A Seleção da República Democrática do Congo decidiu cancelar a concentração que faria em Kinshasa antes da disputa da Copa do Mundo. A medida foi tomada em meio ao avanço do surto de Ebola que atinge países da região central da África.
Segundo a federação local, a delegação faria três dias de preparação no país antes de seguir para amistosos na Europa, mas o plano acabou suspenso por questões de segurança sanitária.
Além dos treinamentos, também foi cancelado um evento de despedida que reuniria jogadores e torcedores antes da viagem para o Mundial.
Jogadores já deixaram o país
Em nota divulgada pelo jornal britânico The Guardian, a federação informou que todos os atletas da seleção já estão fora da República Democrática do Congo. A maior parte dos jogadores atua em clubes da França.
O técnico francês Sébastien Desabre também permanece baseado na Europa. Segundo a entidade, integrantes do estafe técnico que ainda estavam no país deixariam o território nas horas seguintes ao anúncio.
Apesar da mudança na preparação, os amistosos programados para junho seguem mantidos.
A seleção enfrentará a Seleção da Dinamarca no dia 3 de junho, em território belga.

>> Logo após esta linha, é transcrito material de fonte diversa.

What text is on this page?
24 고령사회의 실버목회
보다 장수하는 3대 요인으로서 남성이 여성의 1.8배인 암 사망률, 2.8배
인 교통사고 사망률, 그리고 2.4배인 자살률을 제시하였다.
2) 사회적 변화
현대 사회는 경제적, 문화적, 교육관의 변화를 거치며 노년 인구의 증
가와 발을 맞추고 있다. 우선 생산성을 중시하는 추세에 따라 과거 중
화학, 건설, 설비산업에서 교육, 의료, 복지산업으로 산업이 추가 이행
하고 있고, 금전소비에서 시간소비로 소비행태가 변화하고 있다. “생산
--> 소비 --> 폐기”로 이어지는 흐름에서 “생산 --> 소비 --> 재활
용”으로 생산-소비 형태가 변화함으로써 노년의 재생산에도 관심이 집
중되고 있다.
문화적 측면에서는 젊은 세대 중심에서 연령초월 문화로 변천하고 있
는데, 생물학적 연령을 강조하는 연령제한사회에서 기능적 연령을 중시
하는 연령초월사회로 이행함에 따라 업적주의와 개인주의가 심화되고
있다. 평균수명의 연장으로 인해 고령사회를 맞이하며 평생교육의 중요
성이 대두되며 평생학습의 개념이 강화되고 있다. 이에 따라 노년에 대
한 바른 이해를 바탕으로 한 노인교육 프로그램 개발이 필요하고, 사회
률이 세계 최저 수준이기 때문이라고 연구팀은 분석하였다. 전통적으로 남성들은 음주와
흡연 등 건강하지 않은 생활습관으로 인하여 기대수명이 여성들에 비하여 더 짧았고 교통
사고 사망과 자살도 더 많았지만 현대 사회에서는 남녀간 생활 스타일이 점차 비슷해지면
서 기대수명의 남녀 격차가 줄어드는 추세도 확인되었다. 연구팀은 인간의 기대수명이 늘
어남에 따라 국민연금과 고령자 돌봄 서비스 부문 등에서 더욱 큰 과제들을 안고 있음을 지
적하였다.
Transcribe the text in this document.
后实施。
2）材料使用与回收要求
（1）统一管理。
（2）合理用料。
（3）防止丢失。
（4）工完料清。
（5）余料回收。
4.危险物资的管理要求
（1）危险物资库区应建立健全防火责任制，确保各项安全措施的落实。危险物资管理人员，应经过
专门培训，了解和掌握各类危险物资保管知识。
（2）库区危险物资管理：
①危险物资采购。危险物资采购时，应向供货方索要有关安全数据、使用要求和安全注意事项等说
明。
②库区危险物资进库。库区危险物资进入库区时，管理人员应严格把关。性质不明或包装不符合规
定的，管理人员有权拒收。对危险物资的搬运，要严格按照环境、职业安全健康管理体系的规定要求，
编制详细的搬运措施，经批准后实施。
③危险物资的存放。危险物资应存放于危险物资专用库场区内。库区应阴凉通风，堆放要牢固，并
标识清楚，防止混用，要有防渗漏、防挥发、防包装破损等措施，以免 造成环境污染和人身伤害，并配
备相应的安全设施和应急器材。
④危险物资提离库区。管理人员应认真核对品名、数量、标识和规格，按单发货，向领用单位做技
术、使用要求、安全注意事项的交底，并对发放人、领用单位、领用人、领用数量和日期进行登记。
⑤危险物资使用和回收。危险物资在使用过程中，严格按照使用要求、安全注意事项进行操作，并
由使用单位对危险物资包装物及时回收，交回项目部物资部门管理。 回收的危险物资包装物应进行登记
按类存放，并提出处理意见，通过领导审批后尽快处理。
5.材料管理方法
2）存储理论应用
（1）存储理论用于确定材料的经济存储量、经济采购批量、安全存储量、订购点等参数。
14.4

Depois, encara a Seleção do Chile no dia 9 de junho, na Espanha.
Fifa monitora situação
A FIFA afirmou que acompanha de perto o avanço do surto de Ebola e mantém contato permanente com a federação congolesa.
Segundo a entidade, a comunicação também ocorre com autoridades sanitárias dos Estados Unidos, Canadá e México, países que sediarão a Copa do Mundo.
A República Democrática do Congo está no Grupo K do torneio ao lado de Seleção de Portugal, Seleção da Colômbia e Seleção do Uzbequistão.
A estreia da equipe está marcada para o dia 17 de junho, em Houston, contra Portugal.
Surto preocupa autoridades
De acordo com a Organização Mundial da Saúde, já foram registradas 139 mortes confirmadas por Ebola em países da África Central, além de quase 600 casos suspeitos.
A República Democrática do Congo é atualmente o principal foco do surto, mas Uganda e Sudão do Sul também já registraram ocorrências da doença.
Os Estados Unidos anunciaram restrições para viajantes vindos da região afetada, mas informaram que abrirão exceção para a delegação congolesa durante a Copa do Mundo.